Uvalde massacre prompts calls to expand mental health resources

Uvalde massacre prompts calls to expand mental health resources

One of Texas’ top public health officials on Wednesday urged state lawmakers to expand statewide mental health resources by addressing the field’s workforce shortage and bolstering student access to online counseling services.

The recommendations from Dr. David Lakey, the presiding officer of a state-run child mental health consortium created in response to the 2019 Santa Fe High School massacre, came during the second day of hearings before a new Senate committee debating legislative responses to last month’s school shooting in Uvalde.

Senators discussed law enforcement response to the shooting on Tuesday, making national headlines when Texas Department of Public Safety Director Steve McCraw testified that police officers on site could have confronted the gunman just three minutes after he entered Robb Elementary School, but failed to do so.

Wednesday’s hearing focuses on mental health and firearm safety, but the former dominated early testimony. Texas’ Republican leaders have emphasized mental health services in the wake of the Uvalde shooting, where 19 children and two teachers were killed, while rejecting calls from the left to restrict gun access.

The Uvalde shooter was an 18-year-old high school dropout who exhibited signs of violence that were never reported to authorities, state officials said. People interviewed after the massacre described him as suicidal and cruel to animals, McCraw testified.

Lakey, who also serves as chief medical officer for The University of Texas System, offered a slate of potential solutions the Legislature could adopt to expand mental health resources statewide.

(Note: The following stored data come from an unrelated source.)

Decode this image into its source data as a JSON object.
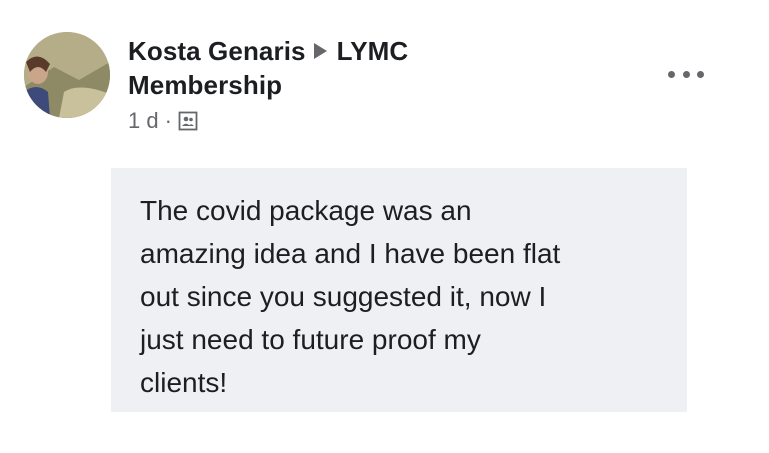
{
  "post": {
    "author": "Kosta Genaris",
    "group": "LYMC",
    "group_line2": "Membership",
    "timestamp": "1 d",
    "separator": "·",
    "audience_icon": "group-members-icon",
    "more_icon": "more-options-icon",
    "comment_text": "The covid package was an\namazing idea and I have been flat\nout since you suggested it, now I\njust need to future proof my\nclients!"
  },
  "colors": {
    "text_primary": "#1c1e21",
    "text_secondary": "#65676b",
    "bubble_bg": "#eef0f4"
  }
}
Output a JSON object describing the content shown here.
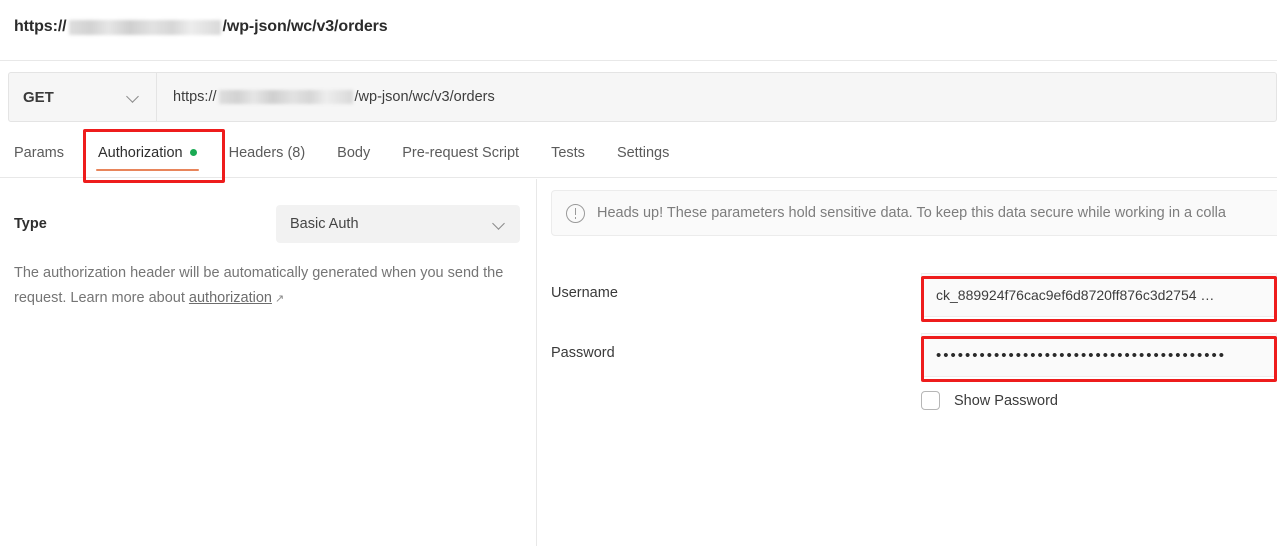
{
  "request": {
    "title_prefix": "https://",
    "title_suffix": "/wp-json/wc/v3/orders",
    "method": "GET",
    "url_prefix": "https://",
    "url_suffix": "/wp-json/wc/v3/orders"
  },
  "tabs": [
    {
      "label": "Params",
      "active": false,
      "dot": false
    },
    {
      "label": "Authorization",
      "active": true,
      "dot": true
    },
    {
      "label": "Headers (8)",
      "active": false,
      "dot": false
    },
    {
      "label": "Body",
      "active": false,
      "dot": false
    },
    {
      "label": "Pre-request Script",
      "active": false,
      "dot": false
    },
    {
      "label": "Tests",
      "active": false,
      "dot": false
    },
    {
      "label": "Settings",
      "active": false,
      "dot": false
    }
  ],
  "auth": {
    "type_label": "Type",
    "type_value": "Basic Auth",
    "help_line1": "The authorization header will be automatically generated when you",
    "help_line2": "send the request. Learn more about ",
    "help_link": "authorization",
    "help_link_arrow": "↗"
  },
  "notice": {
    "text": "Heads up! These parameters hold sensitive data. To keep this data secure while working in a colla"
  },
  "fields": {
    "username_label": "Username",
    "username_value": "ck_889924f76cac9ef6d8720ff876c3d2754 …",
    "password_label": "Password",
    "password_value": "••••••••••••••••••••••••••••••••••••••••",
    "show_password_label": "Show Password"
  },
  "colors": {
    "highlight": "#ee1c1c",
    "active_tab_underline": "#e8855b",
    "status_dot": "#1aaa53"
  }
}
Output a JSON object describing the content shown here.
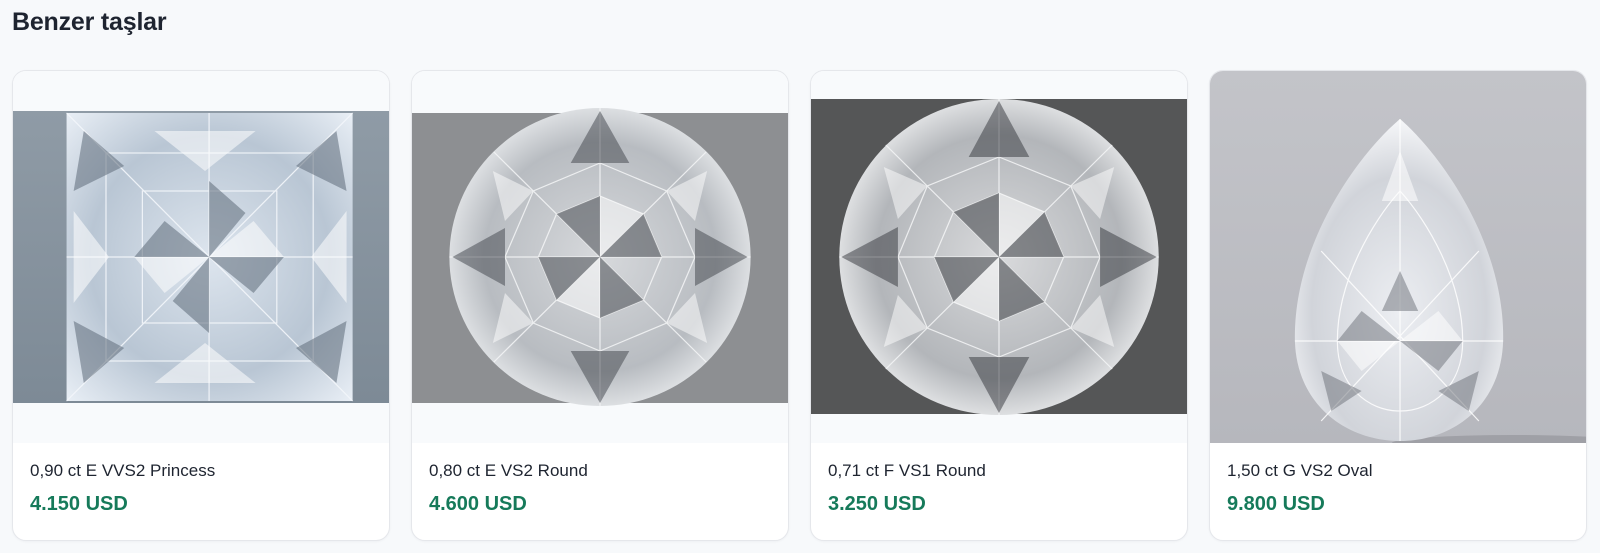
{
  "section": {
    "title": "Benzer taşlar"
  },
  "cards": [
    {
      "title": "0,90 ct E VVS2 Princess",
      "price": "4.150 USD",
      "shape": "princess"
    },
    {
      "title": "0,80 ct E VS2 Round",
      "price": "4.600 USD",
      "shape": "round"
    },
    {
      "title": "0,71 ct F VS1 Round",
      "price": "3.250 USD",
      "shape": "round"
    },
    {
      "title": "1,50 ct G VS2 Oval",
      "price": "9.800 USD",
      "shape": "pear"
    }
  ],
  "colors": {
    "price": "#167a5a",
    "page_background": "#f7f9fb",
    "card_border": "#e5e7eb"
  }
}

The suggestions focused mostly on the workforce shortage, including proposed incentives for graduates to work in mental health and more paid internships.

He also suggested expanding rural broadband to increase the availability of telehealth resources and working more closely with schools to provide on-site services.

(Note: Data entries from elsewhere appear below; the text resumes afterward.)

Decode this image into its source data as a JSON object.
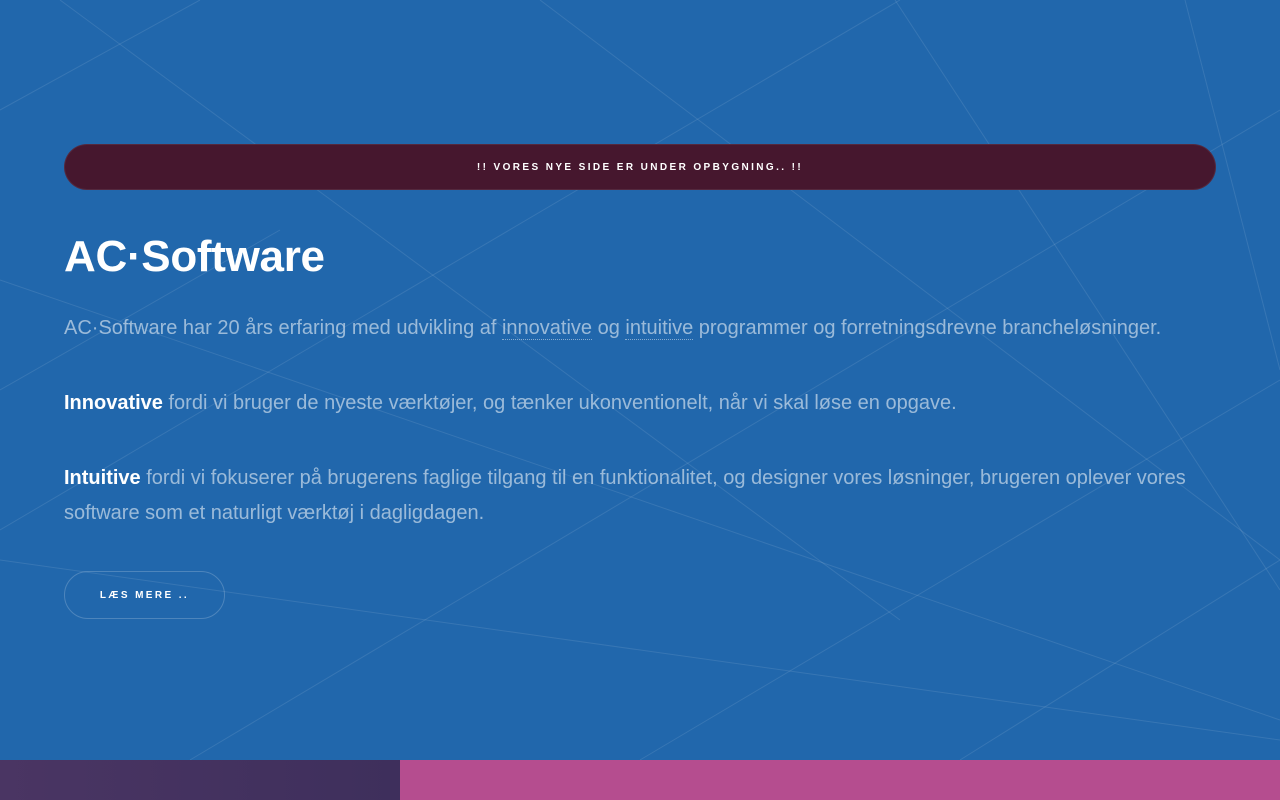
{
  "banner": {
    "text": "!! Vores nye side er under opbygning.. !!"
  },
  "hero": {
    "title": "AC·Software",
    "intro": {
      "before": "AC·Software har 20 års erfaring med udvikling af ",
      "link1": "innovative",
      "middle": " og ",
      "link2": "intuitive",
      "after": " programmer og forretningsdrevne brancheløsninger."
    },
    "innovative": {
      "label": "Innovative",
      "text": " fordi vi bruger de nyeste værktøjer, og tænker ukonventionelt, når vi skal løse en opgave."
    },
    "intuitive": {
      "label": "Intuitive",
      "text": " fordi vi fokuserer på brugerens faglige tilgang til en funktionalitet, og designer vores løsninger, brugeren oplever vores software som et naturligt værktøj i dagligdagen."
    },
    "read_more_label": "Læs mere .."
  },
  "colors": {
    "background": "#2167ac",
    "banner": "#46172e",
    "footer_left": "#3e2f5c",
    "footer_right": "#b54d8f"
  }
}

“If we don’t have the workforce there to provide the counseling services to our kids in the schools, we’re not going to be able to identify issues early, provide them the counseling they need, the services that they need, to get them on the path that they need,” he said. “And so this may be a little bit of a longer-term strategy related to the mental health system, but I think it’s essential if we want to be able to meet the needs that kids have in the state of Texas.”

Still, there is little evidence that mental illnesses cause mass shootings or that people diagnosed with them are more likely to commit violent crimes. Activists also fear that blaming mental illness could stigmatize the wide range of individuals who live with psychological disorders.

“The more that we can make this be a safe thing to talk about and it’s not stigmatized, then that’s where we’re really going to make the most change there,” said Laurel Williams, a professor at the Baylor College of Medicine who testified with Lakey. “Walking down the hall and going to the mental health provider should not be seen as something that means you are a bad person or doing something bad. It really just means that you’re recognizing that there’s strength in telling somebody you need help.”

The consortium runs TCHATT — Texas Child Health Access Through Telemedicine — that provides virtual services to public school students who need mental health treatment. Texas currently spends $25 million annually to provide those resources to about 40 percent of the student body, and House Speaker Dade Phelan has suggested investing another $37.5 million each year to expand the services statewide.

Uvalde schools were not involved in the program when the shooting occurred. It’s also unlikely that the gunman would have qualified for the services because of his truancy, officials said.

In any case, consortium data indicates that few students are referred to TCHATT for harming others. About 41 percent are referred for anxiety, and another 34 percent for depression, while 17 percent were at risk of suicide and 14 percent self-harmed.

None were referred for harming others between October 2021 and May 2022, according to the center’s data.